MP demonstrated no change in UEFMA after the month of home PT/OT (pretest 1 to pretest 2) and then a four-point improvement in the UEFMA after the month of robotically facilitated training (posttest). MP’s improvements in UE activity measures were impressive as well. He made a small, 5 s improvement in JTHF time after the month of home therapy and an additional 35 s of improvement after the robotic intervention. MP demonstrated a 3 s decline in WMFT during his period of home training but a robust 44-s improvement subsequent to robotic training that greatly exceeds the published minimal clinical important difference of 2.7 s (Lin et al., 2009). There was no improvement in the NHPT following home training and a 14 s improvement following the VR training program. MFR distance increased 2 in. following home training and 10 in. following robotic training utilizing the strategy MP developed during the last week of training using the cup reaching simulation. MP also demonstrated improvements in all three 24-h activity measurements. Active vertical plane movement increased 1,538 s (26 min) which is consistent with those demonstrated during an acute rehabilitation stay (Lang, Macdonald, et al., 2007; Lang, Wagner, et al., 2007). Roll plane movement increased 789 s (13 min). Impaired arm movement to unimpaired arm movement ratio increased from 41 to 51 %, which is consistent with changes measured in a constraint induced movement therapy study of subjects post stroke (Uswatte et al., 2005). MP demonstrated an improvement of seven points on the hand scale of the SIS, eight points in the ADL scale and six points in the social participation scale. His caregivers confirmed MP’s reports of increased use of his hand and arm during several activities of daily living.

7.8.6 Discussion

This case study presents the use of six VR simulations (four of them integrated with haptic robots) for the clinical management of a gentleman with hemiparesis due to chronic stroke. As in customary care, the intervention was specifically tailored for the patient and modified over time based upon the responses of the subject.
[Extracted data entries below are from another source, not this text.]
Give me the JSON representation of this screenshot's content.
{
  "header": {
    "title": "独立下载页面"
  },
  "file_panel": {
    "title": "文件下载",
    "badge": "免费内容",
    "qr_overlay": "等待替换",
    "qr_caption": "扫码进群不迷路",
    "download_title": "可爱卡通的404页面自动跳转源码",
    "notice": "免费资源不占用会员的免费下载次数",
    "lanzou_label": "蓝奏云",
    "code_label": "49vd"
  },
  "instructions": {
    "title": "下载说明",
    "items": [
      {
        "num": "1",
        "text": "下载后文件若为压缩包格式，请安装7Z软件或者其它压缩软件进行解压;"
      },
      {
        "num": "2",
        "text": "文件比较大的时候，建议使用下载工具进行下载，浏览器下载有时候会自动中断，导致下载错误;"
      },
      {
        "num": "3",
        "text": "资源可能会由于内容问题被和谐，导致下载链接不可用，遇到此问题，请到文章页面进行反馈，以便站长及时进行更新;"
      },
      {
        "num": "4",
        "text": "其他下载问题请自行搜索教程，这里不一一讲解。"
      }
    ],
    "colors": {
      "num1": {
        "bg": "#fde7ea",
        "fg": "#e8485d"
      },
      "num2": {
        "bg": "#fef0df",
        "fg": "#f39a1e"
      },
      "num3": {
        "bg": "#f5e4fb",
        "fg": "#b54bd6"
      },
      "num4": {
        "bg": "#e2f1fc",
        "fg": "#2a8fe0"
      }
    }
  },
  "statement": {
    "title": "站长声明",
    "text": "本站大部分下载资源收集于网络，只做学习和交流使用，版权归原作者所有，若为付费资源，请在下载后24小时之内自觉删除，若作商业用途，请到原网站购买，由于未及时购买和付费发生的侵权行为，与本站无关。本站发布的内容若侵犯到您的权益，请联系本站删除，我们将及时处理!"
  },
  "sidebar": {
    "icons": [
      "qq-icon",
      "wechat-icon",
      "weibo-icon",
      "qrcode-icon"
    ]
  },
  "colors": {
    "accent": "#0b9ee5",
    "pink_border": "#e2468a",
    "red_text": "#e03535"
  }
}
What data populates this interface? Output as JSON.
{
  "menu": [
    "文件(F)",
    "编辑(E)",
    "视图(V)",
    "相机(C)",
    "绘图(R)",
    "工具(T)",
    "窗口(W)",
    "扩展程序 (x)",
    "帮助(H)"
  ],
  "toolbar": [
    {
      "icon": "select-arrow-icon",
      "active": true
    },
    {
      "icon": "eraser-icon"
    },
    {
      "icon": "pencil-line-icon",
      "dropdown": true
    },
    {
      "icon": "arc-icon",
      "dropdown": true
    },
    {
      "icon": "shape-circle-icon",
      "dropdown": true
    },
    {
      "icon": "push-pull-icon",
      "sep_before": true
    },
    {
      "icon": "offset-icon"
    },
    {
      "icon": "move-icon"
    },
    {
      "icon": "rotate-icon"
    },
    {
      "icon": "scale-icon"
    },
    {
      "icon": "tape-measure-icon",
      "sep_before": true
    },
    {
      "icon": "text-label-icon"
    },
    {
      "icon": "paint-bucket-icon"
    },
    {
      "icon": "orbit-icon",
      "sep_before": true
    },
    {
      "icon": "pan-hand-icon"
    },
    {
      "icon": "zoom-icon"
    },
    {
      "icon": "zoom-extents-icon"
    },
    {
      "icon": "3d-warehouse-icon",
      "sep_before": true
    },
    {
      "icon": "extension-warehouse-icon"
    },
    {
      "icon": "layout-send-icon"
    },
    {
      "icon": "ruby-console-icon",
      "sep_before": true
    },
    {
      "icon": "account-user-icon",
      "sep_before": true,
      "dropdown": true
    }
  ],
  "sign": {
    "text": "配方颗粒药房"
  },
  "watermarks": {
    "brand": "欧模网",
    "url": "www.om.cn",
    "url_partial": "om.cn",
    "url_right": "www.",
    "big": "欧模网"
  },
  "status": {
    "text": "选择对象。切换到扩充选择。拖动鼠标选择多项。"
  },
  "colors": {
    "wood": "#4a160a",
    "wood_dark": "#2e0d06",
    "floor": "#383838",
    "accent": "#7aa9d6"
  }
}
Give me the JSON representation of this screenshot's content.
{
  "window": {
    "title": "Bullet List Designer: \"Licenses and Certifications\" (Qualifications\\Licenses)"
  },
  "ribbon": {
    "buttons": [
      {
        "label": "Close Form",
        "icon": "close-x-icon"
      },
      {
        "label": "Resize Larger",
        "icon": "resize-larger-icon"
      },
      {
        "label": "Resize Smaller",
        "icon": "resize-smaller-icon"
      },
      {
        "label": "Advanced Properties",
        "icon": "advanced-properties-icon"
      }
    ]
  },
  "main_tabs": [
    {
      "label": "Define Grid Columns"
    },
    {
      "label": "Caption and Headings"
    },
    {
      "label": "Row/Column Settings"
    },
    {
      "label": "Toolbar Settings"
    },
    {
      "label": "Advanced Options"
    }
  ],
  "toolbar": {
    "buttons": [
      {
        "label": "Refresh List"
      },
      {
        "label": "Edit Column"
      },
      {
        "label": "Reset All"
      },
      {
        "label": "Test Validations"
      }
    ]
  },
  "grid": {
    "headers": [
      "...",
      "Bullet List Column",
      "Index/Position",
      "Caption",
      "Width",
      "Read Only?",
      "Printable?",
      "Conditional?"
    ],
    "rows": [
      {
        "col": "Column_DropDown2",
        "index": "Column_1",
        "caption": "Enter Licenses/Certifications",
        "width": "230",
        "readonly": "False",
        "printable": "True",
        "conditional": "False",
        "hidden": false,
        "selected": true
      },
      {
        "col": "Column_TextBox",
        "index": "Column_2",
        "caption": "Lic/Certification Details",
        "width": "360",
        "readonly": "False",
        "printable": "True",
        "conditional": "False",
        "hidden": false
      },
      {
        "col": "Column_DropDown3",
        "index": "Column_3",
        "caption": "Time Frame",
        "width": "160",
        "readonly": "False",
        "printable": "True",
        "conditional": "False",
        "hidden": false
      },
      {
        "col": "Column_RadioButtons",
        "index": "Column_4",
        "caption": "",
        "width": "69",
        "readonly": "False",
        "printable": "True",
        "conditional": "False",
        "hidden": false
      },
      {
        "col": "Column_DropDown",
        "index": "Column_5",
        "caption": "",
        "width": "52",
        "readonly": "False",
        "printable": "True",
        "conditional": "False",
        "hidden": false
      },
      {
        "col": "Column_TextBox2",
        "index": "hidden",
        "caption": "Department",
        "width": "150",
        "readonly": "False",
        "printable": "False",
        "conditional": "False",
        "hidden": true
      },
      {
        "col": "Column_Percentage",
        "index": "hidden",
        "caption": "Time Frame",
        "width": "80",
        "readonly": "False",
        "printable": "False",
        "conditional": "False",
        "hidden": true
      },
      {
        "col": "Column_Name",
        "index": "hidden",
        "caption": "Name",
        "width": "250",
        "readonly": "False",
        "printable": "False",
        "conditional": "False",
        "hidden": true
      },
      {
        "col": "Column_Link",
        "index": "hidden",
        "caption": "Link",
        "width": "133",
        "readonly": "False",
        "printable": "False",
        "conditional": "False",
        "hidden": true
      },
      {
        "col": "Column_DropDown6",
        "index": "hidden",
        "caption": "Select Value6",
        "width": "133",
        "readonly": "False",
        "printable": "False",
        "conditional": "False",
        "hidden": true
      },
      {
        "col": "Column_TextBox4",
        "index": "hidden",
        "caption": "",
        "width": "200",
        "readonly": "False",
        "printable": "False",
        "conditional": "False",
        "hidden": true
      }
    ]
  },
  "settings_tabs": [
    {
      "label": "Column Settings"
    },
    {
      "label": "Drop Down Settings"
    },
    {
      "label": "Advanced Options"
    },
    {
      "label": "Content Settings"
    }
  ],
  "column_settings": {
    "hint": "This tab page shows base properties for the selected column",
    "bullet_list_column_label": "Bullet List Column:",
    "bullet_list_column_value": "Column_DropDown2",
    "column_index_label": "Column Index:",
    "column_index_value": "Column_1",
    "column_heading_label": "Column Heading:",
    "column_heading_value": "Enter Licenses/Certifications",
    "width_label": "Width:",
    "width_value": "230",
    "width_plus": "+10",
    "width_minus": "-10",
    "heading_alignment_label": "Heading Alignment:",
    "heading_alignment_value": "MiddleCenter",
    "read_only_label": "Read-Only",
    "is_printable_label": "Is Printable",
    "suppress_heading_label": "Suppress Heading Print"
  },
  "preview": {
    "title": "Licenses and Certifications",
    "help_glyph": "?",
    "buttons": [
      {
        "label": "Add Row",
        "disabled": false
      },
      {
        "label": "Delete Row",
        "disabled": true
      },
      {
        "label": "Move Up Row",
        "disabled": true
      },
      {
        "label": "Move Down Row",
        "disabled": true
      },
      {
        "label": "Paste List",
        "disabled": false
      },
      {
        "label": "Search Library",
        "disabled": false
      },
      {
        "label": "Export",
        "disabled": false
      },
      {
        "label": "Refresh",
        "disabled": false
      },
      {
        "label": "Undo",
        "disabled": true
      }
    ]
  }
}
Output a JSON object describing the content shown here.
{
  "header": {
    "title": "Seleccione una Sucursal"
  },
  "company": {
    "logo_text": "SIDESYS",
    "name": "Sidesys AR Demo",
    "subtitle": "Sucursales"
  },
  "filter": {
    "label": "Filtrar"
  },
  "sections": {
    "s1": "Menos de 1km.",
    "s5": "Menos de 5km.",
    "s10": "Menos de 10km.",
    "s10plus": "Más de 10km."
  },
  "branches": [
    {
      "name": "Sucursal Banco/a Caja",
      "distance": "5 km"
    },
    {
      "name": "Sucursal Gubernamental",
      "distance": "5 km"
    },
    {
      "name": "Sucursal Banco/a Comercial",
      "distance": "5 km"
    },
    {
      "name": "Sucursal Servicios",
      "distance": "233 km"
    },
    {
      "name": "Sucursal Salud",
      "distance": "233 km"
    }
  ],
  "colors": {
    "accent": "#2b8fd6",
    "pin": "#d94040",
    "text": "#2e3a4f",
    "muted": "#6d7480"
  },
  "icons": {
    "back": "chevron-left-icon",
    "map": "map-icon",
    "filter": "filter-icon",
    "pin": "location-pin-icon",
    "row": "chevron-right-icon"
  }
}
The control systems governing the robotic interactions with the subject as well as the feedback presented by the VR simulations were adapted to address his specific impairments and functional limitations. Modifications in approach to training were made in four of the six simulations (Piano Trainer, Space Pong, Hammer Training, and Cup Reach) based on therapist observation. This resulted in dramatic improvements in performance in three of the four modified simulations, as well as robust improvements at the body structure/function, activity, and participation levels. The training protocols described in a large majority of the investigations of rehabilitation robotics involve set protocols that do not vary significantly based on subject response. While highly standardized protocols are valuable in determining specific changes elicited by specific interventions, there is also a possibility that they result in an underestimation of the potential benefits of this technology as they fail to address the specific impairments of a heterogeneous patient population or leverage the flexibility of virtual environments as rehabilitation platforms.